Yield-bearing stablecoins are hold-to-earn tokens. Payment stablecoins like USDC and USDT are move-and-settle tokens. The distinction matters operationally:

  • Liquidity: USDC and USDT are the deepest, most widely accepted stablecoins. USDY and BUIDL have thinner order books and fewer direct payment integrations.
  • Composability: USDC plugs into almost every DeFi protocol and exchange. Yield-bearing tokens are composable in DeFi but at lower depth.
  • Payment use: You cannot pay a supplier in USDY as readily as in USDC — most payment rails do not accept it. A treasury workflow might hold USYC for yield and convert to USDC when disbursing.
  • Access: USDC is permissionless globally. BUIDL and USYC require institutional onboarding; USDY restricts US persons.

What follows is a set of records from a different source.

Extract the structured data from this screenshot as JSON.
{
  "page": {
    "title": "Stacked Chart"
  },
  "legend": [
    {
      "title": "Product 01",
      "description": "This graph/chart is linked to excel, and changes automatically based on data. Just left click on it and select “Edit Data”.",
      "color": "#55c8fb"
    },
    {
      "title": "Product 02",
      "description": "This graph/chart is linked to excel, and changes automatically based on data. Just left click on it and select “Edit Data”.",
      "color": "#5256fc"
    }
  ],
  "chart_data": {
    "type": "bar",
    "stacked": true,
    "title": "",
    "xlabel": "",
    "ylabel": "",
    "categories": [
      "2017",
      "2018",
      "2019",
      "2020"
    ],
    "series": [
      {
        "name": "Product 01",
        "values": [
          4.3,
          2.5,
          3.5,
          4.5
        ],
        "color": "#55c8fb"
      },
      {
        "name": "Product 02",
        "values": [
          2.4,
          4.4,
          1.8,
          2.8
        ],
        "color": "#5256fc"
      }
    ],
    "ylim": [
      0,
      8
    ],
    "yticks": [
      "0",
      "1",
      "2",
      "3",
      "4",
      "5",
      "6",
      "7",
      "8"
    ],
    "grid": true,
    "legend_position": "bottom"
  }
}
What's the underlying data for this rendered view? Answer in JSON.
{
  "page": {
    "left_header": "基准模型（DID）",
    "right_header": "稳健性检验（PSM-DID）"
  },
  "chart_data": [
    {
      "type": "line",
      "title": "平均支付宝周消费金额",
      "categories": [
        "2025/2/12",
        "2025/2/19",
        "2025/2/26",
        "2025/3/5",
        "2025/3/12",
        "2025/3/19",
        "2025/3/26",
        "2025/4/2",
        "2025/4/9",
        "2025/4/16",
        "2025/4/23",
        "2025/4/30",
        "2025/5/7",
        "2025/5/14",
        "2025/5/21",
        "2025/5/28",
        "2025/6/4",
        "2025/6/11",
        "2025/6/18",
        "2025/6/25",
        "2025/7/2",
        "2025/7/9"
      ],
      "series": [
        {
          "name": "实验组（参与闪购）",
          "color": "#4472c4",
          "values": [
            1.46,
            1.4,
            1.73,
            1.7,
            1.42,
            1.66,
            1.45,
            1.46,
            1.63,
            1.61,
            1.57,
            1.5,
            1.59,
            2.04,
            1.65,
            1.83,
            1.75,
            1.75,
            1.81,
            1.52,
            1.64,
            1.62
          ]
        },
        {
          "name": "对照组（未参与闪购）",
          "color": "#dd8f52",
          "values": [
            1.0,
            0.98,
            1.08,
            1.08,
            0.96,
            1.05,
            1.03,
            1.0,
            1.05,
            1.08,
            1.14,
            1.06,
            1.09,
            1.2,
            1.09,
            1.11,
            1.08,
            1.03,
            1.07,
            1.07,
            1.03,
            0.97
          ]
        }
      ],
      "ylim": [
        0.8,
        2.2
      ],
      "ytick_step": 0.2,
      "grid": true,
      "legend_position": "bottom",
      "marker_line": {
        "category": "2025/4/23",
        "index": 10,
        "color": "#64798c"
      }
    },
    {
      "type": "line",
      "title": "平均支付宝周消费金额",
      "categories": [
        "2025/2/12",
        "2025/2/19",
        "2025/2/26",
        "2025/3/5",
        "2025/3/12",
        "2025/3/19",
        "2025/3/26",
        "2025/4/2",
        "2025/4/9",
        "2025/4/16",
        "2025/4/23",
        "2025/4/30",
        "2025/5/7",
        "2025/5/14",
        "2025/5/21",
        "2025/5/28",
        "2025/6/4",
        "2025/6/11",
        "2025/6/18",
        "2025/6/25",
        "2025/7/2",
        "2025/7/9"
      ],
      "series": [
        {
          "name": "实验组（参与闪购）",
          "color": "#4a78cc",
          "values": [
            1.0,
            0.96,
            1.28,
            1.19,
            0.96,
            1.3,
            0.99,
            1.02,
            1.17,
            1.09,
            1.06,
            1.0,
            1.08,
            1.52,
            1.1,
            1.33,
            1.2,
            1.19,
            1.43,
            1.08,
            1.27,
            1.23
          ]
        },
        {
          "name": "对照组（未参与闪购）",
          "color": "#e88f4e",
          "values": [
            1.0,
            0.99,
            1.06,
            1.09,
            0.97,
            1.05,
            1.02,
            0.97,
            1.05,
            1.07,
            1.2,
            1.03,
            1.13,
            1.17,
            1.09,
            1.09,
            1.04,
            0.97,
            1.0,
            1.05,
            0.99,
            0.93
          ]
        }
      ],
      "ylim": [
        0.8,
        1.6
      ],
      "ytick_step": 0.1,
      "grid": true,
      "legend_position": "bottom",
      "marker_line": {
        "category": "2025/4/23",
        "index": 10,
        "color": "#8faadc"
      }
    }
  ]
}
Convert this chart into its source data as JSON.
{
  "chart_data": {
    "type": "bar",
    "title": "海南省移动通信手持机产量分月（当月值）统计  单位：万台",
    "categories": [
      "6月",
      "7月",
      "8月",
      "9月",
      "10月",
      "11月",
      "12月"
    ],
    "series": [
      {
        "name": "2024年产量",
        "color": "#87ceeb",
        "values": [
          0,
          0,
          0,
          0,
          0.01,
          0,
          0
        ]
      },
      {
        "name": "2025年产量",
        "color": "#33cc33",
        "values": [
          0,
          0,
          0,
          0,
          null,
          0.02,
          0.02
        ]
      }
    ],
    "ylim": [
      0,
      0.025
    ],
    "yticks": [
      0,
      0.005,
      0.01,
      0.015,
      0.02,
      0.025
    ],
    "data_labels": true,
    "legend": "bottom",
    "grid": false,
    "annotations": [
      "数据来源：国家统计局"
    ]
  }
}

The risks that do not disappear

Yield-bearing stablecoins are not a free lunch:

  • Smart-contract risk: The token contract itself can be exploited. BUIDL's Securitize infrastructure and USDY's Ondo contracts have been audited, but no audit eliminates the possibility.
  • Regulatory risk: Tokens backed by securities (T-bills) may themselves be classified as securities in certain jurisdictions. BUIDL and USDY explicitly restrict US retail investors at primary issuance for this reason.
  • Liquidity risk: In a stress scenario, secondary-market liquidity for these tokens is thinner than for USDC. Redemptions at par may take time or require KYC.
  • Rate risk: As Treasury yields fall, the APY on these products falls with them. They are not fixed-rate instruments.
  • No FDIC insurance: Like all on-chain assets, these are not deposits at an insured bank.

The bottom line

Yield-bearing stablecoins close the gap between "holding dollars on-chain" and "earning something on those dollars" — without requiring a separate lending protocol. For institutional and qualified investors, BUIDL and USYC are the clearest products; for non-US individual investors, USDY is accessible on secondary markets; for permissionless DeFi users, sDAI is the most open option. The category is growing fast because the economics are straightforward: if you are already holding on-chain dollars, letting them earn the risk-free rate while you hold them is strictly better than earning nothing. The constraint is access, not economics. For how to earn yield on standard USDC or USDT directly, see How to earn interest on USDC and USDT.


Keep reading

Related


Citations

Sources

  1. [1]Ondo Finance — USDY
  2. [2]Circle — USYC
  3. [3]Securitize — BlackRock USD Institutional Digital Liquidity Fund (BUIDL)
  4. [4]Stablecoin Insider — Top 10 tokenized treasury funds 2026
  5. [5]CoinPaprika — How yield-bearing stablecoins work

tempowiki is a neutral, sourced reference. Every claim above is drawn from the cited sources; where a detail is uncertain it is omitted rather than guessed.


Answer-first

Frequently asked

What is a yield-bearing stablecoin?
A yield-bearing stablecoin is a token that automatically accrues interest — from US Treasuries or a money-market fund — as you hold it. The yield is embedded in the token rather than requiring you to lend it through a separate protocol.
How do USDY, USYC, and BUIDL differ from USDC?
USDC stays at $1 and the issuer (Circle) keeps the Treasury yield generated by the reserves. Yield-bearing tokens pass that yield back to the holder, either by letting the token's price rise daily (USDY, USYC) or by increasing the wallet balance (rebasing tokens). The trade-off is access restrictions and less liquidity.
Who can buy USDY?
USDY restricts primary issuance to non-US persons and non-US entities at the initial offering stage. Secondary market purchases face fewer restrictions in some jurisdictions. Always verify current eligibility on Ondo's official documentation.
What yield do these tokens pay?
As of early-to-mid 2026, USDY paid approximately 4.25–4.8% APY, tracking short-term US Treasury rates. USYC and BUIDL pay similar rates reflecting their underlying short-duration Treasury or repo exposure. These rates move with the Federal Reserve's policy rate.
Are yield-bearing stablecoins safe?
They carry a different risk profile from payment stablecoins: smart-contract risk (the token contract could be exploited), regulatory risk (they may be classified as securities in some jurisdictions), liquidity risk (thinner markets than USDC/USDT), and the underlying fund's credit risk. They are not FDIC insured.